Because I picked up a pax who had 4.45.
Would you be able to Drive with a rating like this?


----------



## TemptingFate (May 2, 2019)

4.6 is the supposed cutoff for drivers.
Rider rating is unrelated and has no cutoff.


----------



## Reynob Moore (Feb 17, 2017)

I picked up a couple people in Richmond with less than a 4 rating. The guy actually tipped me 7 dollars and was cool as hell. The girl was a weirdo and was moving around in the back the entire time, it was super annoying. I gave her a 1 so I can only imaging what her rating was when I dropped her off, probably around 3.5 or so. Yikes.


----------



## Mista T (Aug 16, 2017)

I imagine that the lowest rating anyone can ever get is a 1.0.

For a driver, that won't last long. You would be booted after may be a month.

For a pax, Uber would reset the rating to 5.0 so drivers don't discriminate against them.


----------



## Crbrocks (Oct 12, 2017)

TemptingFate said:


> 4.6 is the supposed cutoff for drivers.
> Rider rating is unrelated and has no cutoff.

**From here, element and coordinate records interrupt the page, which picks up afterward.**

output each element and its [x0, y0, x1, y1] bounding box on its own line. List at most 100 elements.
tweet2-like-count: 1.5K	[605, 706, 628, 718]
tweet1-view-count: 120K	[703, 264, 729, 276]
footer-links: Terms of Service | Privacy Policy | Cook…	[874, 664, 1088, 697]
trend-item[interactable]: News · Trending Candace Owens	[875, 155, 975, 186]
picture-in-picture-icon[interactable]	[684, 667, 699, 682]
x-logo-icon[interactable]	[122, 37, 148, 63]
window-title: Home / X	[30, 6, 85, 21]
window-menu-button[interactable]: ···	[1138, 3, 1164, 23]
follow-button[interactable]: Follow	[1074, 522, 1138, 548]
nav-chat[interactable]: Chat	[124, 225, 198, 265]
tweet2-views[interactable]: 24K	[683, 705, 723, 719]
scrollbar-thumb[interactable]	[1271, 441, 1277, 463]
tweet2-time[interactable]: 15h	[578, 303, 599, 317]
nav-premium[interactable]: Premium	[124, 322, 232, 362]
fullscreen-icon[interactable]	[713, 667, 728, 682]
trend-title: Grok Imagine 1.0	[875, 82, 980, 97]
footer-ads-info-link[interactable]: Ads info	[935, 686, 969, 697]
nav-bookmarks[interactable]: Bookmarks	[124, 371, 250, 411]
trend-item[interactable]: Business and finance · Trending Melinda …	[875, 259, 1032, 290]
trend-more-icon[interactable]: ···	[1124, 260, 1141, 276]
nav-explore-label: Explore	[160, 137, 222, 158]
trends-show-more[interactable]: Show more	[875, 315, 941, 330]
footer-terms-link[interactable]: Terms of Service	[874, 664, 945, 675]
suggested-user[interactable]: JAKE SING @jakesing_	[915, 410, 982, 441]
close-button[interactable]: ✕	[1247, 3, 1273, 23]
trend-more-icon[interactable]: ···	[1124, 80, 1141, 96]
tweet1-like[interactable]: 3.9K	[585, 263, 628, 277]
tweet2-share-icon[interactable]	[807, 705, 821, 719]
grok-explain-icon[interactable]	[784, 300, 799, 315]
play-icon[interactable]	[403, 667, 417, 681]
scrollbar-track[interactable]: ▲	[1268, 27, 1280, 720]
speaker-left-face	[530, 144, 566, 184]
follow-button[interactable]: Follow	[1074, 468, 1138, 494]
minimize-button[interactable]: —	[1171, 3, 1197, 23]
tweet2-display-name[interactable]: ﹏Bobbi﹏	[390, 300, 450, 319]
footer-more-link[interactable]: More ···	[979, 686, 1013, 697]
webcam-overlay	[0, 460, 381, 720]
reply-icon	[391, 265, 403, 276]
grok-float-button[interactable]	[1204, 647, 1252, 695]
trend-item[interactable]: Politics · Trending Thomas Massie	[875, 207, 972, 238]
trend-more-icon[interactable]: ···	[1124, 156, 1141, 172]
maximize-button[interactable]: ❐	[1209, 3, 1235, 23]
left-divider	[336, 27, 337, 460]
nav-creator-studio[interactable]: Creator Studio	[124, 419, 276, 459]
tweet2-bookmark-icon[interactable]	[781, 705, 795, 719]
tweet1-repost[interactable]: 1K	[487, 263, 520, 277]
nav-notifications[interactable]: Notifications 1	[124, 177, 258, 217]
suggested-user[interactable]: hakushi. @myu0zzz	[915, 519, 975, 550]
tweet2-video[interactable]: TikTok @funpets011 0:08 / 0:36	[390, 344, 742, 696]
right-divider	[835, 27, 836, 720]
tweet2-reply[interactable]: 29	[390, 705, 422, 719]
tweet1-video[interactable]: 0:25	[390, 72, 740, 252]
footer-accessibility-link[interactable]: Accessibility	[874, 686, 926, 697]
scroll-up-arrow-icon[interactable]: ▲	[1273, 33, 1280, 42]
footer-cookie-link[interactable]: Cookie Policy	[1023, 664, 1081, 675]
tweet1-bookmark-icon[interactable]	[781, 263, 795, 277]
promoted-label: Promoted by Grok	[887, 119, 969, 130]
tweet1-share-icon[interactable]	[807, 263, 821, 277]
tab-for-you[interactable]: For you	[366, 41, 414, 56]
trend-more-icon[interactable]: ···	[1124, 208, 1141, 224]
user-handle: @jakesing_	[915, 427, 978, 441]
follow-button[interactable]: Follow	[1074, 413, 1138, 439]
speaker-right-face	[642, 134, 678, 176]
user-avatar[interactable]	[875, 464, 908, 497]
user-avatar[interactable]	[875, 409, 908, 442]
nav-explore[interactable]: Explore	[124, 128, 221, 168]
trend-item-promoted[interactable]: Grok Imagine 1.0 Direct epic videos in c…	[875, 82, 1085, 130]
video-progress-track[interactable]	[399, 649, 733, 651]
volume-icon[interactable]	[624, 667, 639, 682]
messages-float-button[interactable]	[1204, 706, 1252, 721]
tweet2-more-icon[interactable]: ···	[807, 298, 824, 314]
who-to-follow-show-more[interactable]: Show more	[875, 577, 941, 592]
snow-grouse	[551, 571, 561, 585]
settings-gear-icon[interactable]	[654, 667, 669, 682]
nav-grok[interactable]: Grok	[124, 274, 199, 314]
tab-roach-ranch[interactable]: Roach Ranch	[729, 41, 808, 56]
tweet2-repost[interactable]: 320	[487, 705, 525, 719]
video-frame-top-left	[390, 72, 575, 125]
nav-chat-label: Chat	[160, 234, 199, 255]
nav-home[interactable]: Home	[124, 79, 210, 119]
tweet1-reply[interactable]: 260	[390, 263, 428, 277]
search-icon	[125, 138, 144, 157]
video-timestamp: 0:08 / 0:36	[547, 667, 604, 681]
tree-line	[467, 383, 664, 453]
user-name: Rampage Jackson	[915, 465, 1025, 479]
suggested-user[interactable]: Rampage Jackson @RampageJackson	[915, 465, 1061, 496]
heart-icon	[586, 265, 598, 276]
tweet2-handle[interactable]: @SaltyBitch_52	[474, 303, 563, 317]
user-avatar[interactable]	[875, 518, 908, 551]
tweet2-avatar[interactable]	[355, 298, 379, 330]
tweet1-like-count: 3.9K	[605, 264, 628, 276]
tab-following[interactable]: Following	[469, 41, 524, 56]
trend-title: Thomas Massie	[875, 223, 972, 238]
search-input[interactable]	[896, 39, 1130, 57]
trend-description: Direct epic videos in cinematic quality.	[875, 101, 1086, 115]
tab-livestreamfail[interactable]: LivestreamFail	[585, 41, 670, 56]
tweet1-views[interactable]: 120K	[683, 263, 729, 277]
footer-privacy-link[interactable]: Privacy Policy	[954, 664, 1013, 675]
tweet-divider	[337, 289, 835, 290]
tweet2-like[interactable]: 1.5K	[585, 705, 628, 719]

I think now uber would be more flexible.I'm 4 .71 with over 11 000 trips and they never bother me. They'll take whatever they can get now


----------



## Jason15215 (Jul 16, 2019)

I had a pax that was 3.8ish and was a complete idiot. Well over 500lbs and complained that my Subaru Crosstrek was entirely to small to be doing Uber in. He fidgeted the whole trip and snored with every breath. Also stunk like BO to high heaven. His ass took up 75% of my back seat and he said he was uncomfortable a bunch of times in a 5 mile ride. He never rated me. "Mr Uber Driver. I'm not comfortable ". "Mr Uber Driver. Did you leave something back here because it feels like I'm sitting on something".


----------



## Lvd2020 (Apr 9, 2020)

Rating doesn't mean anything, it's not like you get paid more if you have a higher rating. I don't even look at it as a driver or passenger.


----------



## tohunt4me (Nov 23, 2015)

Tunasub said:


> Just curious.
> Because I picked up a pax who had 4.45.
> Would you be able to Drive with a rating like this?


Depends.
On how much Money you bring in.


----------



## Daisey77 (Jan 13, 2016)

Apparently in Denver there is no cut off


----------